Hub cofounder Richard Hobbs noted that there were more buyers from China this year.
“Our show is not about filling the aisles with people, it’s about business and having conversations,” he said.
Among the buyers was Ewing Cheng, who owns the men’s wear shop Delstore in Hong Kong. At the first show he discovered the European brand Swims and said the Norwegian shoes have proved popular in his two stores.
“We are very selective about what we choose, and each season we see something new we like here,” said Cheng.
He said he wasn’t surprised to see more Mainland buyers at the show. “It’s easy for Chinese buyers to visit, they don’t have a visa problem like with other countries. And they don’t have the import tax problem because in Hong Kong they can arrange some logistics to help them send the goods back to China,” he said.
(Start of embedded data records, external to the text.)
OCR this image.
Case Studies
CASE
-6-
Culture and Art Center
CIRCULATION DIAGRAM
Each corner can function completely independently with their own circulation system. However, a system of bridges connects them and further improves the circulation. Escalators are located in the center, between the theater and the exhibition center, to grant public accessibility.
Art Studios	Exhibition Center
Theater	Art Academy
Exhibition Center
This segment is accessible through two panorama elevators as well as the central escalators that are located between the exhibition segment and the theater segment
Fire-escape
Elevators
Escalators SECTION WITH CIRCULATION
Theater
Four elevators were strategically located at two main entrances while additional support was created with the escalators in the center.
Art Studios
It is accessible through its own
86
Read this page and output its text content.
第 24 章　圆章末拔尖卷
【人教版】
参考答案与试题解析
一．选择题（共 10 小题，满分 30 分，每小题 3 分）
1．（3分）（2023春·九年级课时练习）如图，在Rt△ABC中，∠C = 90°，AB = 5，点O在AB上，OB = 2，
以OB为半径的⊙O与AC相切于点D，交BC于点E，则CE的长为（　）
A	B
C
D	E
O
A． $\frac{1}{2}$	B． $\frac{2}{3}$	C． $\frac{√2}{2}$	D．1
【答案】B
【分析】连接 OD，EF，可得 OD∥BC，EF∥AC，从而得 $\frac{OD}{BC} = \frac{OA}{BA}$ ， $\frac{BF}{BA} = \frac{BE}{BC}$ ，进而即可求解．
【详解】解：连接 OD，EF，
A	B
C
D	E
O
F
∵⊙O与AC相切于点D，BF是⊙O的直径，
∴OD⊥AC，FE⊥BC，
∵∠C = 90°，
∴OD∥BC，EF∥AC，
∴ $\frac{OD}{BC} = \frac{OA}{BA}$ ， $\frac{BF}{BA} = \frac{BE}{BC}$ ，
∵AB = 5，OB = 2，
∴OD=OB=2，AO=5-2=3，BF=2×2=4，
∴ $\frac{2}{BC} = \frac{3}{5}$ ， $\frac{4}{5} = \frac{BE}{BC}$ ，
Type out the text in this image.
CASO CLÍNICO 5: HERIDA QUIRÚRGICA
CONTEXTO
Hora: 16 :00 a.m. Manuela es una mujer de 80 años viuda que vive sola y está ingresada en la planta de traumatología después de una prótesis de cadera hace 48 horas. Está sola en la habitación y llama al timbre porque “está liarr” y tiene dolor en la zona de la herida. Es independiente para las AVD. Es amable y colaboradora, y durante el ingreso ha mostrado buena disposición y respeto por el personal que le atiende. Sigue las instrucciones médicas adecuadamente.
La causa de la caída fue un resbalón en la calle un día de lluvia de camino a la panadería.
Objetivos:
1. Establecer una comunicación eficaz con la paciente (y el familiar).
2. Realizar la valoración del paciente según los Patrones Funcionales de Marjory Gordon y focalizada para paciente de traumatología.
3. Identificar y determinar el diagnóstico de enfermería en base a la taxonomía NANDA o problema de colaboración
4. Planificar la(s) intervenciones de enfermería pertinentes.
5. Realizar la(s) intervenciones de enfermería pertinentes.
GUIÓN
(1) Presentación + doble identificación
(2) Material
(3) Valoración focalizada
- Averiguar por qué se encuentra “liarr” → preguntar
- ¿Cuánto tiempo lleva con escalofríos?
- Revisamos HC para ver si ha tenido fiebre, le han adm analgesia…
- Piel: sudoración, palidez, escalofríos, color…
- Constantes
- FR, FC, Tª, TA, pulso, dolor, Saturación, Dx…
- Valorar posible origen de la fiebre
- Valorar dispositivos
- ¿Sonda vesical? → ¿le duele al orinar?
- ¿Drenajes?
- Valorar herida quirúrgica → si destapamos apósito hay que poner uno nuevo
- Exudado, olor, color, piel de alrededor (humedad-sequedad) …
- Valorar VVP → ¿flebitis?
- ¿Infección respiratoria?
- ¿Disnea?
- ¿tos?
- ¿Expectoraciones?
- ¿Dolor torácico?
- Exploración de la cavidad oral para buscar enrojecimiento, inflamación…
British label Hancock exhibited at the first show in August and was among a number of brands that returned. “We were able to get some orders from Japan last time. We’ve shipped and delivered — it’s an ongoing relationship. And that’s what we’re here for — the longevity and seeing what comes out of that,” said Hancock representative Tony Magnetic.
Also back again this year was Spanish label Desigual. Headquartered in Barcelona, the label is expanding in Asia and has a base in Hong Kong and two major markets in the region, Japan and Singapore. “It’s been a good experience for us. Last time we caught the attention of the local Hong Kong audience, and it also brought people from other places, like China. It’s a good chance for exposure and increasing brand awareness,” said a Desigual spokeswoman.
A new layout with expanded space for seminars addressed the demand Hobbs and cofounder Peter Caplowe have seen for information and discussion about key industry issues from the need for multibrand retail in China to how to improve stores’ operating results.
Also new to the show was The Greenhouse, a stand-alone space within the fair dedicated to up-and-coming designers that attracted 27 new labels. Among them was Beijing’s Chi Zhang, who founded his men’s and women’s wear collections in 2009 and is known for experimenting with avant-garde concepts. His current collection features gas masks, a nod to the Chinese capital’s notorious air pollution.
“This is a chance for me to get more exposure. I already have some buzz in China,” the designer said. “I want to get known across Asia and beyond.”
Prerna Chainani-Monsen, founder of New York-based Maison Monsen, said The Greenhouse format made exhibiting her first collection a possibility. “As a young designer, committing to an entire booth, at least on my first foray, is a little daunting. This way I can sit among my peers in a department-store setup,” she said.
Fashion consultant and blogger Bénédicte Bro-Cassard attended the show on behalf of the Association of Brazilian Designers, which is eyeing the China market and considering participating in the next show.
“There’s not enough women’s ready-to-wear for me. Their forte is men’s wear, but we are 90 percent women’s wear,” said Bro-Cassard.
Many exhibitors said there was nothing that came close to The Hub in Asia. Australia-based Duncan Curnow, director at Sea Salt Life, was at the show representing five European brands and said word about the show was spreading fast.
“In Australia there is only one fashion show — Fashion Exposed — and it’s not hitting the right market; it’s not cool and international enough. I don’t think there’s anything which has really stood out in Asia, so The Hub has a lot of potential,” Curnow said.